Münster auf dem Boden der Wirklichkeit
Mindestens seit Mitte 2017 ist bekannt, dass die Zentrale Unterbringungs-Einrichtung für Asylbewerber (ZUE) in Schöppingen geschlossen wird. Die Einrichtung hat ihr 25jähriges Jubiläum gefeiert, demnächst ist dort Schluss. Dazu kommt: nach den Kapazitätsvorgaben des Landes müssen weitere Unterbringungsplätze für Flüchtlinge geschaffen werden. Neue Standorte müssen her, jetzt steht einer fest: Die Erstaufnahme-Einrichtung (EAE) für Flüchtlinge in der York-Kaserne in Münster-Gremmendorf wird Mitte 2017 umgewandelt, auf dem Areal sind bis zu 500 Plätze einer neuen ZUE vorgesehen.
Münsters Ratsmehrheit von Grünen und SPD dürfte diese Entwicklung sicherlich begrüßen. In den letzten Monaten wurde mit hohem moralischem Anspruch die münstersche Willkommenskultur betont und die Bereitschaft, Alles zu tun für die Eingliederung Geflüchteter. Mit dieser Begründung weigerte sich bekanntlich die Ratsmehrheit, die neue Zentrale Ausländerbehörde (ZAB) in Münster aufzunehmen.
Das Kalkül war einfach. Mit Abschiebungen von Ausländern sollte Münster sich die Hände nicht schmutzig machen. Die Erstaufnahme-Einrichtung (EAE) in der Gremmendorfer York-Kaserne war befristet und sollte im Jahr 2018 auslaufen. Danach, so spekulierte man, könnte man endlich dem Bund das Kasernengelände abkaufen und mit dringend benötigten Wohnungen bebauen.
Nun tritt ein, wovor Münsters Stadtverwaltung gewarnt hatte: Wenn keine ZAB, dann auch keine Wohnungen in Gremmendorf. Denn das Areal ist jetzt bis auf weiteres blockiert durch die ZUE. Und in den Nachbarstädten gab es einen Wettlauf um die ZAB, Rheine und Coesfeld wollten sich durchaus die Hände schmutzig machen.
So ist Münster einmal mehr seinem schlechten Ruf in NRW gerecht geworden; dem Ruf, hochmütig und anspruchsvoll zu agieren. „Wir nehmen doch keine ZAB“, so eine Antwort von einer Stadt, die sonst bei jeder Gelegenheit darüber jammert, dass Behörden abgezogen und anderswohin verlagert werden – das musste eine Reaktion des Landes provozieren.
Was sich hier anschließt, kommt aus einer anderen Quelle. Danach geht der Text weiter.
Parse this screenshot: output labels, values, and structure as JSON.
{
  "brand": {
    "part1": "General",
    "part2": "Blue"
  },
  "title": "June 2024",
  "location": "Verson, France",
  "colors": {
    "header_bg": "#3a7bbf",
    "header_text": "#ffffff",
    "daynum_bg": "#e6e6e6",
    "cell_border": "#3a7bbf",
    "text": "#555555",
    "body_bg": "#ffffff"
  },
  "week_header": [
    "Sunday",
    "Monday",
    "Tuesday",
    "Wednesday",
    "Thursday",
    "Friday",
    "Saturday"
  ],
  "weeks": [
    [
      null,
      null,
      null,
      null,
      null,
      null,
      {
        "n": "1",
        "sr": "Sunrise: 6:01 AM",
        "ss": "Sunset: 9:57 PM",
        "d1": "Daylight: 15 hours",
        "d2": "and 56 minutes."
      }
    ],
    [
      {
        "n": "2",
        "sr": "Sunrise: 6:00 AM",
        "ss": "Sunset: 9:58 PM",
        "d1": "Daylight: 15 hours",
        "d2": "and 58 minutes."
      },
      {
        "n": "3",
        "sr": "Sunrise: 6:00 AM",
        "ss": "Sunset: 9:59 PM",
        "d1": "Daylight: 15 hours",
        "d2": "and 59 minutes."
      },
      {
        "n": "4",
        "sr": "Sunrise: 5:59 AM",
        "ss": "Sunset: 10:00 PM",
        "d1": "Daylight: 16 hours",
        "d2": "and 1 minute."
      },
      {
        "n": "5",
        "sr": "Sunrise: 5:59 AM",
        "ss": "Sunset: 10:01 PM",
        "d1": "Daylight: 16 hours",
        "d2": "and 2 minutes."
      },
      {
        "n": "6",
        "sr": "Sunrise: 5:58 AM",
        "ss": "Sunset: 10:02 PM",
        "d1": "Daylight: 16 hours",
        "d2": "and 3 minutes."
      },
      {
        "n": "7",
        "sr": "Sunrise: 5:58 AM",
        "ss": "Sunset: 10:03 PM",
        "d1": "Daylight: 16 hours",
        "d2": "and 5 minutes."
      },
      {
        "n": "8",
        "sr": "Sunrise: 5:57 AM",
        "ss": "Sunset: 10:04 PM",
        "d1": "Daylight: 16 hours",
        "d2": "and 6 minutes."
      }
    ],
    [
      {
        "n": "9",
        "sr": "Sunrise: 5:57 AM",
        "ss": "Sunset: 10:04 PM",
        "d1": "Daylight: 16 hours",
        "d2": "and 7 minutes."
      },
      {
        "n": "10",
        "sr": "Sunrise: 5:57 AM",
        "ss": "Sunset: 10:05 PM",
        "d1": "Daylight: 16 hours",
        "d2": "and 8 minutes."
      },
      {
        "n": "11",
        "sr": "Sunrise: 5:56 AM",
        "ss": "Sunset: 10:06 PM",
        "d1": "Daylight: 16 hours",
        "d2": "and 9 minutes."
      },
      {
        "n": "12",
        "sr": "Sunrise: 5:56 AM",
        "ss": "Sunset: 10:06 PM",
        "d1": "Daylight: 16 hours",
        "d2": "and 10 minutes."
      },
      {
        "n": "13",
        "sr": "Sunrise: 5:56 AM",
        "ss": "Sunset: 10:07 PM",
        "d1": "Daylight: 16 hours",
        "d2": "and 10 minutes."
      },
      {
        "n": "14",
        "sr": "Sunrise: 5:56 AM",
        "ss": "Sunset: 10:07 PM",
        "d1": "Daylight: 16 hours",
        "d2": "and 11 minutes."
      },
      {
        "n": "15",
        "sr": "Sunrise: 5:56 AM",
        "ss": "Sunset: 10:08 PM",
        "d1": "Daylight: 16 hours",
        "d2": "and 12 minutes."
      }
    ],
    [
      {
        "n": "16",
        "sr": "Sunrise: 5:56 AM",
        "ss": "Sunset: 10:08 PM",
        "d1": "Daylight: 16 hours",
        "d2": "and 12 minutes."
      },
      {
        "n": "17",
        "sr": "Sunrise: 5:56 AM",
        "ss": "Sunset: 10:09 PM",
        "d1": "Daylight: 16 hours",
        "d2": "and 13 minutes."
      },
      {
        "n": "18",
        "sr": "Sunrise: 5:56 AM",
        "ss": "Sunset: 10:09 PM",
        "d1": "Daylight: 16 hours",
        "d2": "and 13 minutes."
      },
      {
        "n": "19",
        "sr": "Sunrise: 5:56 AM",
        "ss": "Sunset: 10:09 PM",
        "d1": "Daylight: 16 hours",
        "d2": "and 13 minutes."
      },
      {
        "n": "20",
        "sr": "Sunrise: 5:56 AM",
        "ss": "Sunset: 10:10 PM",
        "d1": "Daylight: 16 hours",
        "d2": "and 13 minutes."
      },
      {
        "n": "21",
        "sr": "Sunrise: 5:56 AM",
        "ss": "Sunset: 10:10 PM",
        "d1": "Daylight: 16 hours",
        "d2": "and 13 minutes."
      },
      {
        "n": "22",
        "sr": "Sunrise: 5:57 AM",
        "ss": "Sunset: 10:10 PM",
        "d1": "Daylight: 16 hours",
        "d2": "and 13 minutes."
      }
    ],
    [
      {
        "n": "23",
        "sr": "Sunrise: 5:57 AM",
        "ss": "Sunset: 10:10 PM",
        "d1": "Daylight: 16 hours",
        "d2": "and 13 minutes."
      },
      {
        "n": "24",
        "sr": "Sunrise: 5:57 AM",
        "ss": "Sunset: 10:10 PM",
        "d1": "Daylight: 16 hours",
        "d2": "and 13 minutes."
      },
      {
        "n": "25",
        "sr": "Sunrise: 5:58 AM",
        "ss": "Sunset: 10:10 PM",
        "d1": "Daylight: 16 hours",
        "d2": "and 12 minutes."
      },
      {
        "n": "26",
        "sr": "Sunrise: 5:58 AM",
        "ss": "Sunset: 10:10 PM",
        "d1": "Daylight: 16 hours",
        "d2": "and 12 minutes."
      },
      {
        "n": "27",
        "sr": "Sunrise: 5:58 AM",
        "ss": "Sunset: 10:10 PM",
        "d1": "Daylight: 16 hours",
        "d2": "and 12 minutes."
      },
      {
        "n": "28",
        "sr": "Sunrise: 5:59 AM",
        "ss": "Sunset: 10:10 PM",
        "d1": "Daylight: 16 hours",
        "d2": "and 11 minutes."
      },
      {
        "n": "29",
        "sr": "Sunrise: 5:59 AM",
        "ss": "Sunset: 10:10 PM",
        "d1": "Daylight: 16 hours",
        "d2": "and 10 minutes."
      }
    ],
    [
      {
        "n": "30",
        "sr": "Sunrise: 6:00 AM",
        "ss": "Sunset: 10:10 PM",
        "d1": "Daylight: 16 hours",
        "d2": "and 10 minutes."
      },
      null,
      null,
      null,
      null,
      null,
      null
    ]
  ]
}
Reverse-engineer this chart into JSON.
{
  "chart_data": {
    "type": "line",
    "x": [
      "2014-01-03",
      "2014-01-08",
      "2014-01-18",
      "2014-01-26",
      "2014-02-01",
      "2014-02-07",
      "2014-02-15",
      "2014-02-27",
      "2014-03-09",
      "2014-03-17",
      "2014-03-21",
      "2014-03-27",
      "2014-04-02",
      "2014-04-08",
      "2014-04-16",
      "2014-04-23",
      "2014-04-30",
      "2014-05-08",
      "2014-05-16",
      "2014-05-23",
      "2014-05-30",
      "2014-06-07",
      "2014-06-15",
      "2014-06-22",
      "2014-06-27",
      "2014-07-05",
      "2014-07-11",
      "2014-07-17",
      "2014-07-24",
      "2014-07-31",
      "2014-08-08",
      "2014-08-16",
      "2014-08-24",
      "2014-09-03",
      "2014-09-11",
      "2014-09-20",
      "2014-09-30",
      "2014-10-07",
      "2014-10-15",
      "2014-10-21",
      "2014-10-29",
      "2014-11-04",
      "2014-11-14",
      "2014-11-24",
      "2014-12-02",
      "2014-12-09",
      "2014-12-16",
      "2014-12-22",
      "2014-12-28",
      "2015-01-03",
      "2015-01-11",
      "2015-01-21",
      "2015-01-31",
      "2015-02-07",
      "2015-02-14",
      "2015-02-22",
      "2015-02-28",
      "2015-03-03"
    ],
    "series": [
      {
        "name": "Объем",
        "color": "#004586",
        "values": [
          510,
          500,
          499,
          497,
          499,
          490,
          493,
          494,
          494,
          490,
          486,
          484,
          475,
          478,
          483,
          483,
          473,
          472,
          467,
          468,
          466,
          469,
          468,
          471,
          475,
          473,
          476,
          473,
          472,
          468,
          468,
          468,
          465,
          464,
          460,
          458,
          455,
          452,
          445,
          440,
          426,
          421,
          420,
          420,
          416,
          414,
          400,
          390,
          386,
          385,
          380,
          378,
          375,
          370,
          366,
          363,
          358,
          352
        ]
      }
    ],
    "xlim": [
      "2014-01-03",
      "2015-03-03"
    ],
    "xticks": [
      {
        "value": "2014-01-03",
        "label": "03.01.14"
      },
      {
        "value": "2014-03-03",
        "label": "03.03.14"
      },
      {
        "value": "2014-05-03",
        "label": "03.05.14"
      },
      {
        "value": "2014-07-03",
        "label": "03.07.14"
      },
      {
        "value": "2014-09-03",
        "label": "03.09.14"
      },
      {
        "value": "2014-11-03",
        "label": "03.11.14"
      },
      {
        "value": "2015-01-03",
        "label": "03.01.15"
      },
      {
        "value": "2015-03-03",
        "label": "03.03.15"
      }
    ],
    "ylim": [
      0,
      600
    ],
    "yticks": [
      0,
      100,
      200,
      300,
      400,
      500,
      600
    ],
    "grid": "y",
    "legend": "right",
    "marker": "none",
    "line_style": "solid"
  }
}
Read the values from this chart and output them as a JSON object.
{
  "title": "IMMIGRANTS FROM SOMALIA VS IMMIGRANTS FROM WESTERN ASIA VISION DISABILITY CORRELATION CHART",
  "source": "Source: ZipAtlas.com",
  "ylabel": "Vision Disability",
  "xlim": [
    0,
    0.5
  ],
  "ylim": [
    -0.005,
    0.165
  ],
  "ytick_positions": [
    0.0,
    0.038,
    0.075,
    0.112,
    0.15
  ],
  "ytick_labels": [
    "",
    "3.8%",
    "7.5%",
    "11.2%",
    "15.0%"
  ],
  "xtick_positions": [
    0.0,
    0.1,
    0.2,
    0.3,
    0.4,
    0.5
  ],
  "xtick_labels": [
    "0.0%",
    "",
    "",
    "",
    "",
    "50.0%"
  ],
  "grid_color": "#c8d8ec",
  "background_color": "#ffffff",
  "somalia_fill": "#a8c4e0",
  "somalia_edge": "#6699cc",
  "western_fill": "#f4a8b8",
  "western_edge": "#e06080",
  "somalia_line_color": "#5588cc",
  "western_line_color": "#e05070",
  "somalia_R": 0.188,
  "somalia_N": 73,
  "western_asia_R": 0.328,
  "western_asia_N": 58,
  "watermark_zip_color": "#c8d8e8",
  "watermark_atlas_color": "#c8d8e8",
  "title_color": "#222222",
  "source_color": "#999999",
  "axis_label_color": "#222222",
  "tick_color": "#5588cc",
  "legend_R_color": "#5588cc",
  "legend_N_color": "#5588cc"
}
Und die war ganz einfach. Nur die EAE in der York-Kaserne ist vertraglich befristet, über ZUE in Münster gibt es offensichtlich keinerlei Vereinbarungen, und neue ZUE-Standorte werden gebraucht, siehe oben.
Nun können wir abwarten, wie diese vertrackte Situation sich entwickelt. Man wird Schuldige suchen, natürlich nur in der Bezirksregierung oder außerhalb von Münster. Man wird es sich schön reden. Man wird die Stadtverwaltung beauftragen, nach Lösungen zu suchen, also mal eben 500 Plätze an anderer Stelle in Münster anzubieten (Münster hat ja reichlich freie Unterbringungsplätze, nicht wahr?). Man wird das Problem kleinreden: et hät noch immer jut jejange, Wohnungen kann man auch anderswo bauen, sowieso verkauft der Bund die alten Kasernen doch nicht, bis man mit dem Bund den Preis verhandelt hat ist die ZUE bestimmt wieder weg, usw. usw. … Pikant wird es, wenn die Grünen jetzt den CDU-Oberbürgermeister, ihren Koalitionspartner, für das von ihnen selbst verursachte Desaster verantwortlich machen. Den haben sie in dem bewährten Erpressungsspiel ja gerade noch gezwungen, mehr als 5 Millionen Euro Steuergeld für rote Farbe auf Münsters Straßen auszugeben. Ob der Mann mal endlich Rückgrat zeigt und den Grünen statt roter Farbe die rote Karte zeigt?
Aber vielleicht fällt jemandem noch eine andere originelle Antwort auf dies Possenspiel ein.
Gestern noch auf stolzen Rossen, manche werden sich erinnern, wie dieser Reim aus Reiters Morgenlied (Wilhelm Hauff) vollständig lautet: Gestern noch auf stolzen Rossen, heute durch die Brust geschossen.